The U.S. housing sector recovery that started in 2009 looks sturdy even after nine years. Single-family housing starts were an annualized 877,000 in January, less than half of 1.8 million recorded in early 2006, according to an article published on barrons.com.
Last month, existing home sales were hurt by a continued shortage of houses that is pushing up prices and discouraging first-time buyers. Yet several market watchers including the chief economist at Moody’s Analytics still have faith in the housing sector.
Notably, U.S. existing home sales marked the biggest year-on-year decline in more than three years in January. First-time buyers made up 29% of transactions in January, down from 32% in December and 33% a year ago. As per economists and realtors, a 40% share of first-time buyers is required for a healthy housing market.
Whatever the case, below we highlight a few factors that could cause a revival in the sector and prices of the concerned stocks.
Spring Selling Season
The housing sector is all set to enter the key spring selling season, which is considered the peak time for home sellers. Normally, the season starts in March and lasts through May-June thanks to warmer weather after a chilly winter and buyers’ inclination to move to a new house before the next school calendar starts.
Buyers brushed aside fears of sooner-than-expected Fed policy tightening as well as higher home prices. Rather, they are trying to dip their toes in the housing market for as long as the rates remain affordable. A solid job market is doing its bit to drive this segment.
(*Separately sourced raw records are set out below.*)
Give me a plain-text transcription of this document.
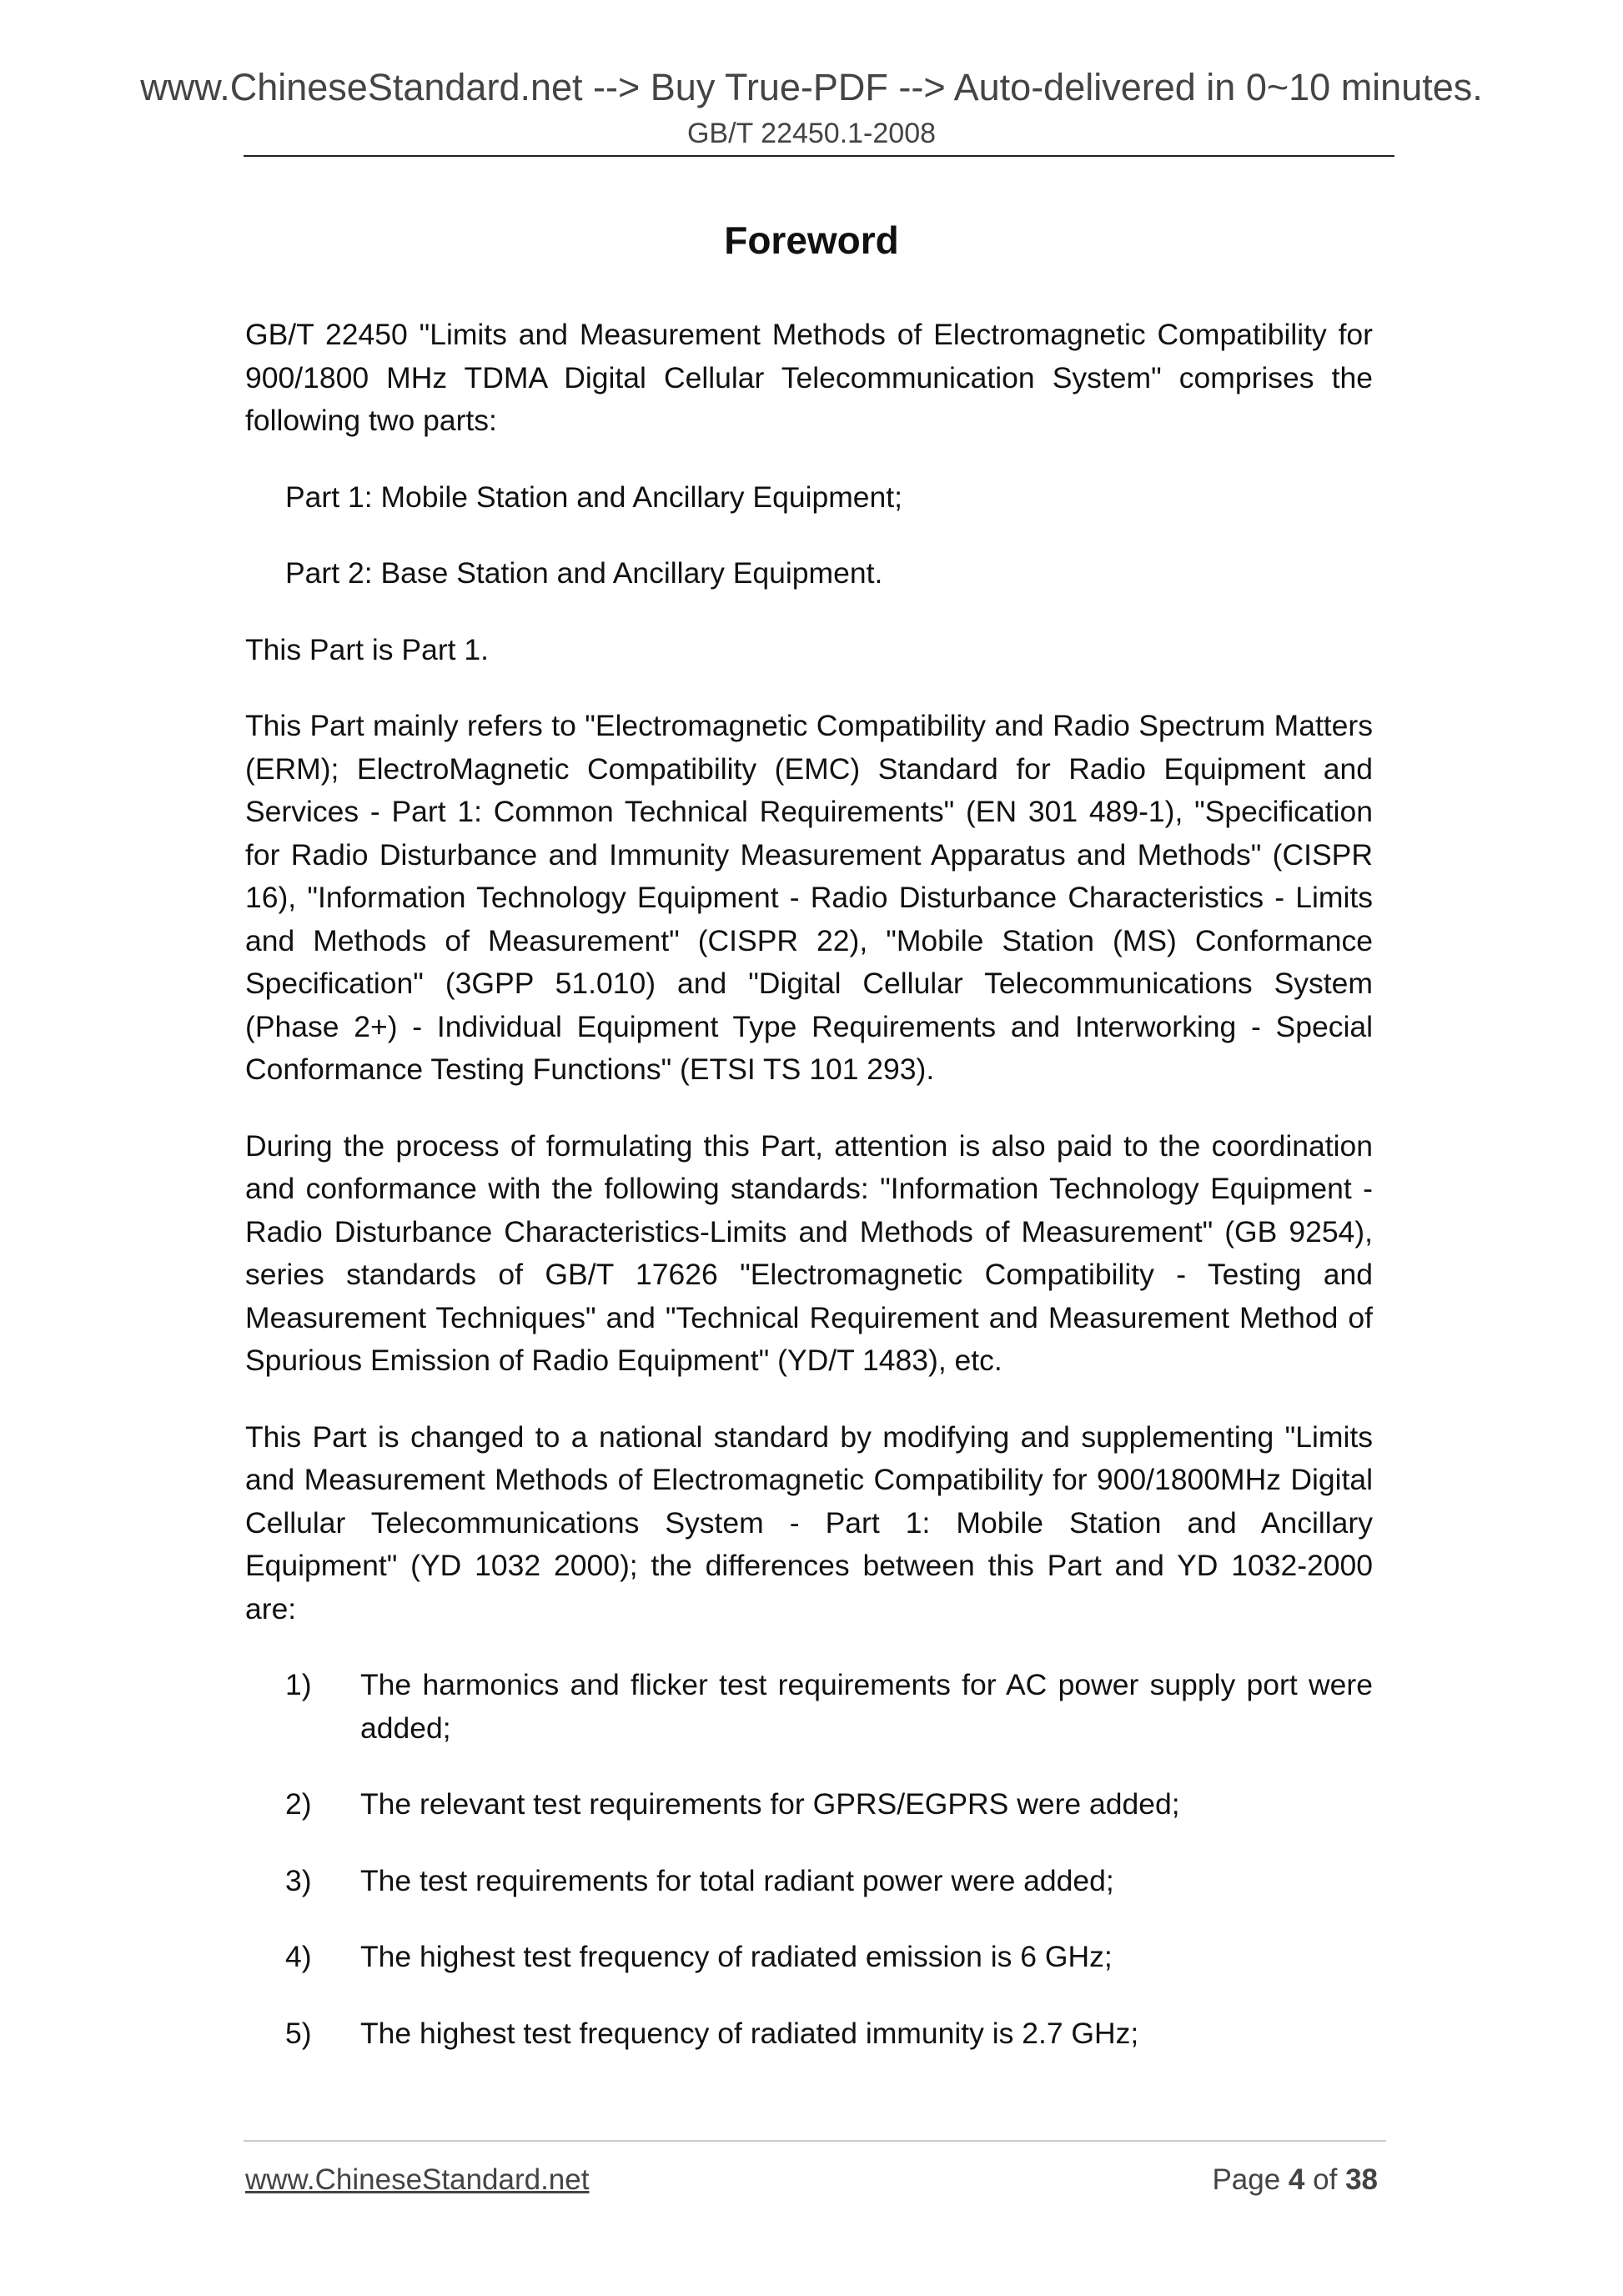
www.ChineseStandard.net --> Buy True-PDF --> Auto-delivered in 0~10 minutes.
GB/T 22450.1-2008
Foreword

GB/T 22450 "Limits and Measurement Methods of Electromagnetic Compatibility for 900/1800 MHz TDMA Digital Cellular Telecommunication System" comprises the following two parts:

Part 1: Mobile Station and Ancillary Equipment;

Part 2: Base Station and Ancillary Equipment.

This Part is Part 1.

This Part mainly refers to "Electromagnetic Compatibility and Radio Spectrum Matters (ERM); ElectroMagnetic Compatibility (EMC) Standard for Radio Equipment and Services - Part 1: Common Technical Requirements" (EN 301 489-1), "Specification for Radio Disturbance and Immunity Measurement Apparatus and Methods" (CISPR 16), "Information Technology Equipment - Radio Disturbance Characteristics - Limits and Methods of Measurement" (CISPR 22), "Mobile Station (MS) Conformance Specification" (3GPP 51.010) and "Digital Cellular Telecommunications System (Phase 2+) - Individual Equipment Type Requirements and Interworking - Special Conformance Testing Functions" (ETSI TS 101 293).

During the process of formulating this Part, attention is also paid to the coordination and conformance with the following standards: "Information Technology Equipment - Radio Disturbance Characteristics-Limits and Methods of Measurement" (GB 9254), series standards of GB/T 17626 "Electromagnetic Compatibility - Testing and Measurement Techniques" and "Technical Requirement and Measurement Method of Spurious Emission of Radio Equipment" (YD/T 1483), etc.

This Part is changed to a national standard by modifying and supplementing "Limits and Measurement Methods of Electromagnetic Compatibility for 900/1800MHz Digital Cellular Telecommunications System - Part 1: Mobile Station and Ancillary Equipment" (YD 1032 2000); the differences between this Part and YD 1032-2000 are:

1)	The harmonics and flicker test requirements for AC power supply port were added;
2)	The relevant test requirements for GPRS/EGPRS were added;
3)	The test requirements for total radiant power were added;
4)	The highest test frequency of radiated emission is 6 GHz;
5)	The highest test frequency of radiated immunity is 2.7 GHz;
www.ChineseStandard.net	Page 4 of 38
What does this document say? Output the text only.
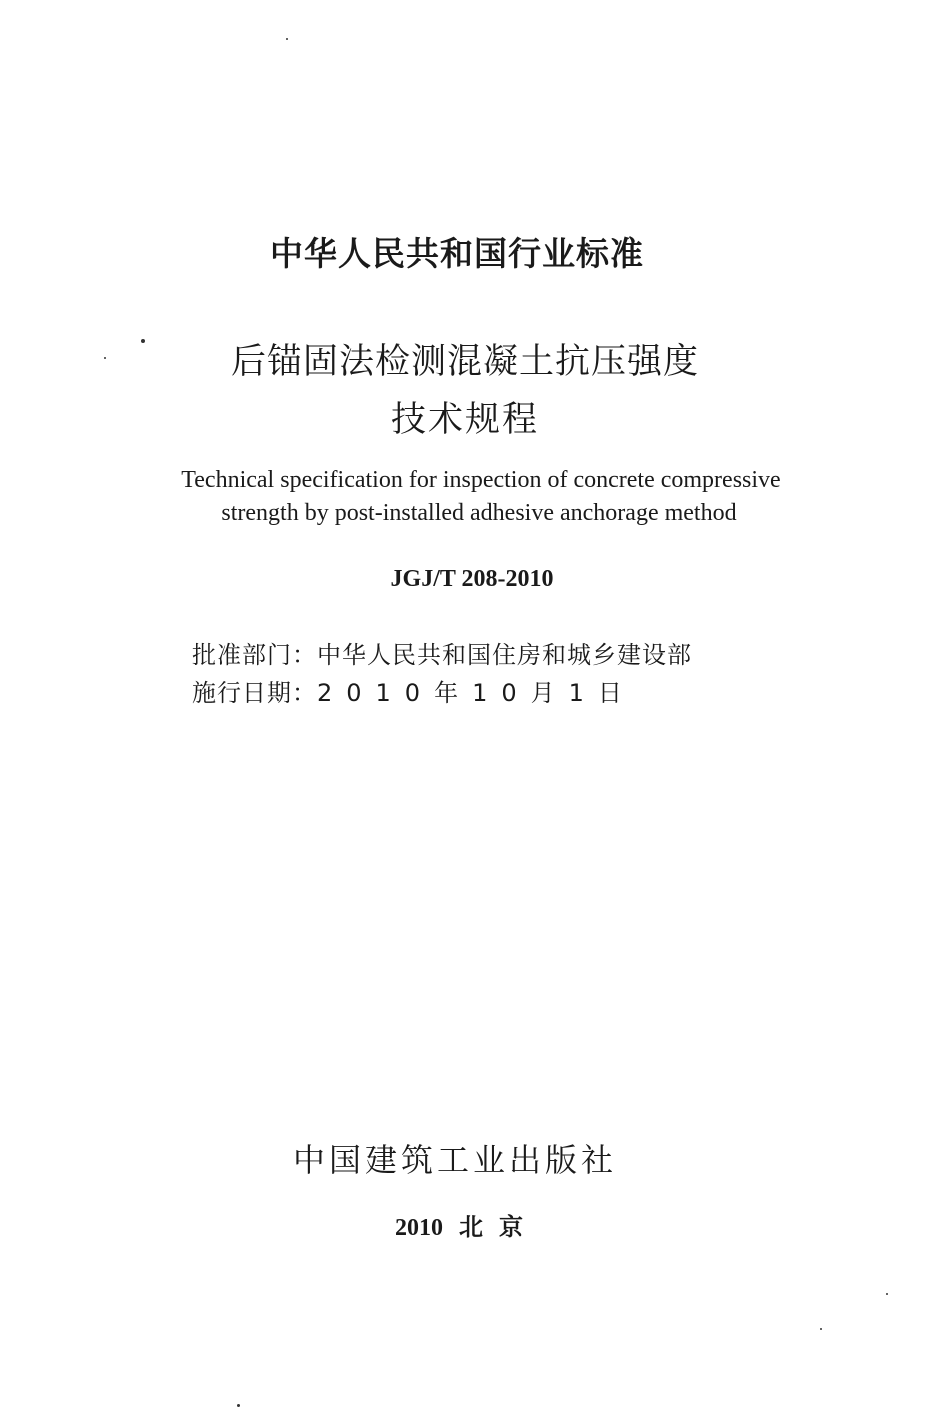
中华人民共和国行业标准
后锚固法检测混凝土抗压强度
技术规程
Technical specification for inspection of concrete compressive
strength by post-installed adhesive anchorage method
JGJ/T 208-2010
批准部门：中华人民共和国住房和城乡建设部
施行日期：2010年10月1日
中国建筑工业出版社
2010 北 京
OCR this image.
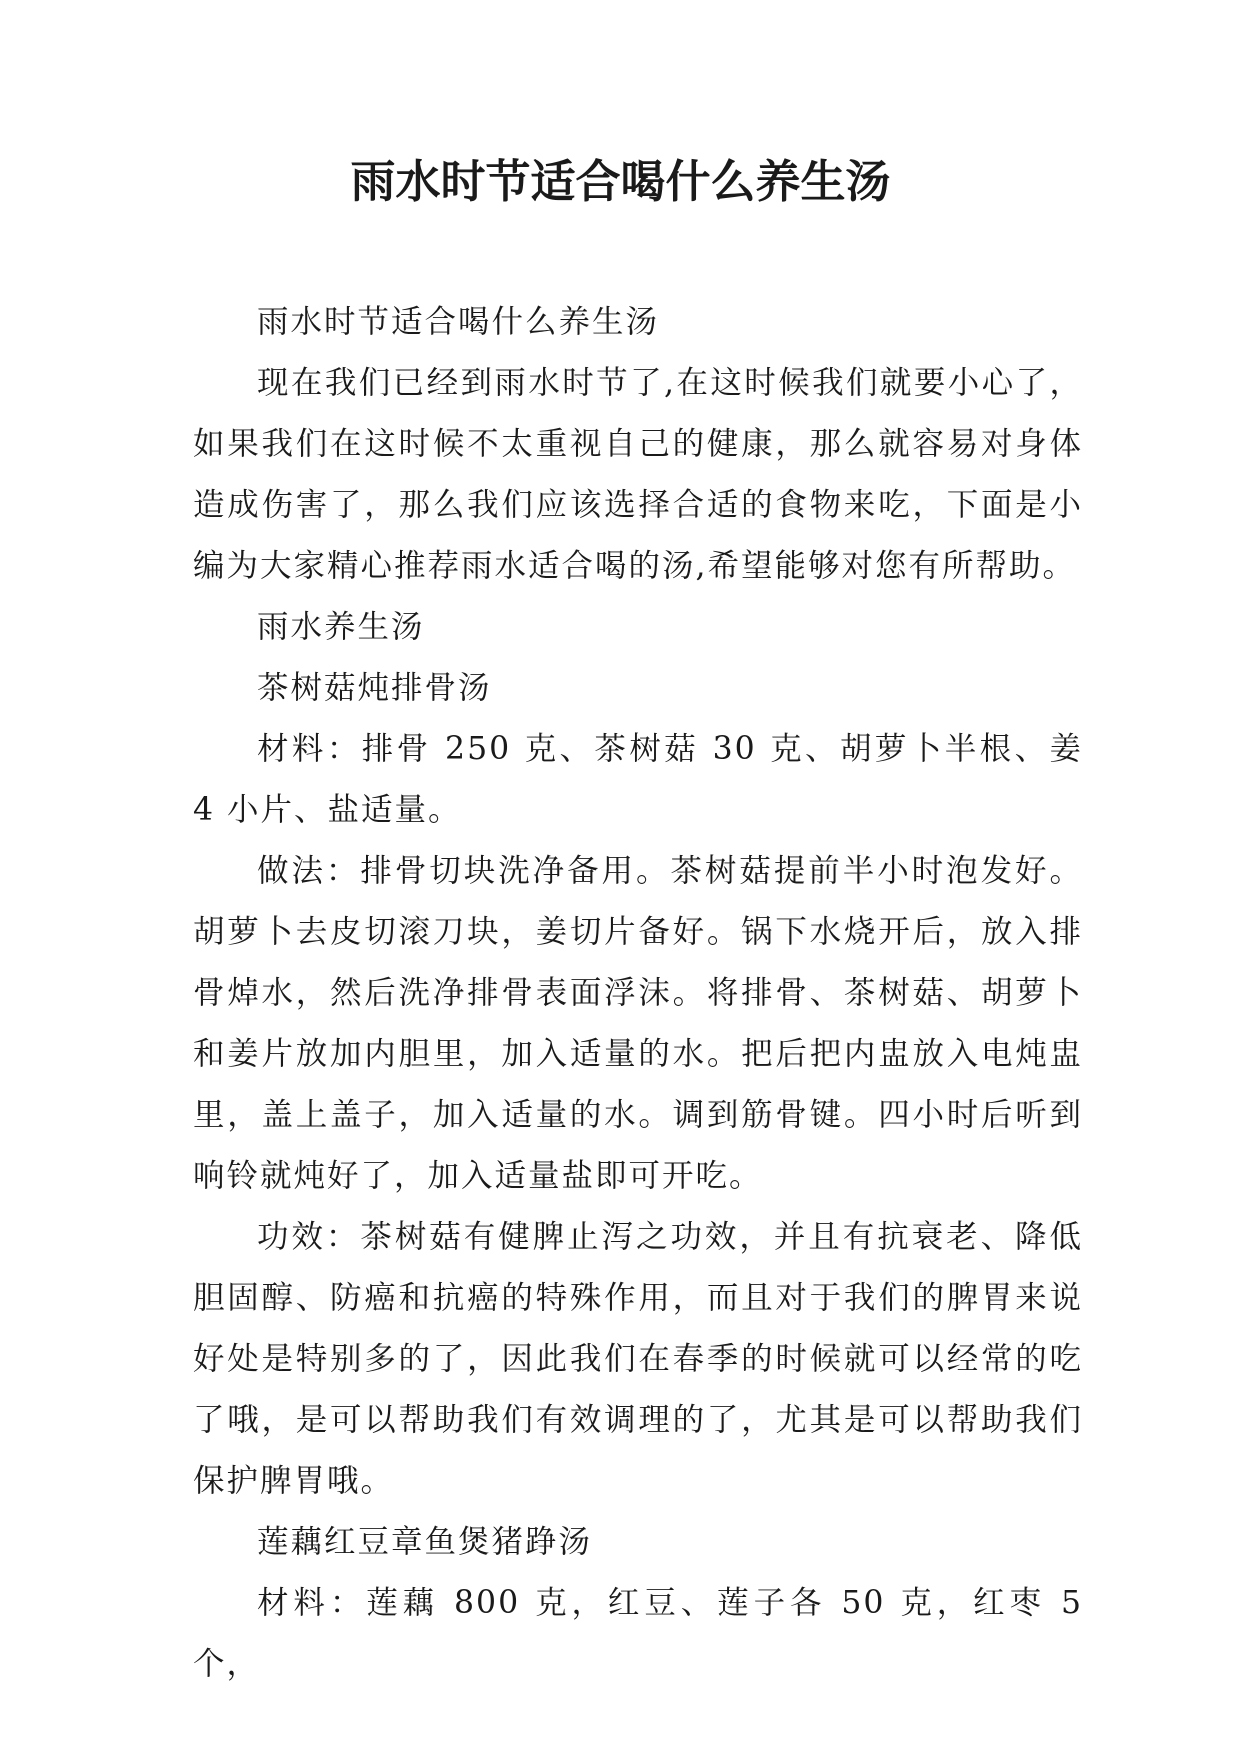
雨水时节适合喝什么养生汤

雨水时节适合喝什么养生汤

现在我们已经到雨水时节了,在这时候我们就要小心了，如果我们在这时候不太重视自己的健康，那么就容易对身体造成伤害了，那么我们应该选择合适的食物来吃，下面是小编为大家精心推荐雨水适合喝的汤,希望能够对您有所帮助。

雨水养生汤

茶树菇炖排骨汤

材料：排骨 250 克、茶树菇 30 克、胡萝卜半根、姜 4 小片、盐适量。

做法：排骨切块洗净备用。茶树菇提前半小时泡发好。胡萝卜去皮切滚刀块，姜切片备好。锅下水烧开后，放入排骨焯水，然后洗净排骨表面浮沫。将排骨、茶树菇、胡萝卜和姜片放加内胆里，加入适量的水。把后把内盅放入电炖盅里，盖上盖子，加入适量的水。调到筋骨键。四小时后听到响铃就炖好了，加入适量盐即可开吃。

功效：茶树菇有健脾止泻之功效，并且有抗衰老、降低胆固醇、防癌和抗癌的特殊作用，而且对于我们的脾胃来说好处是特别多的了，因此我们在春季的时候就可以经常的吃了哦，是可以帮助我们有效调理的了，尤其是可以帮助我们保护脾胃哦。

莲藕红豆章鱼煲猪踭汤

材料：莲藕 800 克，红豆、莲子各 50 克，红枣 5 个，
Valuations also look attractive. Homebuilder shares recently traded at 10 times of 2018 profit estimates against the overall market’s P/E ratio of 17, despite the fact that companies are expected to report double-digit earnings growth this year and the next, as per barron’s.com.
An Uptick in Millennial Home Buyers
Millennials are contributing big-time to the housing market recovery with a keenness to buy rather than rent. For the first time in 13 years, 20- and 30-somethings turned out to give solid impetus to the U.S. housing market.
“The number of homes owned by people under age 35 rose to 36 percent during the fourth quarter of 2017 — up from 34.7 percent over the same period the previous year,” according to the Census Data. As millennials have the prospect of comprising around 75% of the workforce by 2025, the housing sector surely emerges as a long-term bet.
Still-Low Interest Rates
The monthly average commitment rate was 4.33% in Feb 2018, up from 4.17% noticed in the year-ago period but way below the high of 18.45% noted in October 1981, as per freddiemac. In fact, the rates are moderately higher than the annual average of 2017 (3.99%).
According to the chief economist at Moody’s Analytics, “aslong as rates move up to 4.50%, 4.75%, or even 5% because the job market is good and wage growth is improving, it’s no big deal.”
Will Tax Reform Put a Cap on House-Price Growth?
The new tax bill lowers the value of the mortgage interest deduction to $750,000 from $1 million. The policy also “caps at $10,000 the amount that can be deducted for state and local taxes.” While apparently it appears to weight on housing sector, chief economist at Moody’s Analytics believes that “they should weigh on house-price growth.”
The analyst reasons out that there are certain housing markets that rely on taxpayers “who use those tax benefits, which have been capitalized into house prices.” In the absence of these benefits, prices are likely to come down.
ETFs & Stocks In Focus
Investors should note that the housing stocks belong to a top-ranked Zacks industry (top 44%). Investors can play Zacks Rank #2 (Buy) stocks like Lyon William Homes WLH and Meritage Corporation MTH and a Zacks Rank #1 (Strong Buy) stock Beazer Homes USA Inc. BZH.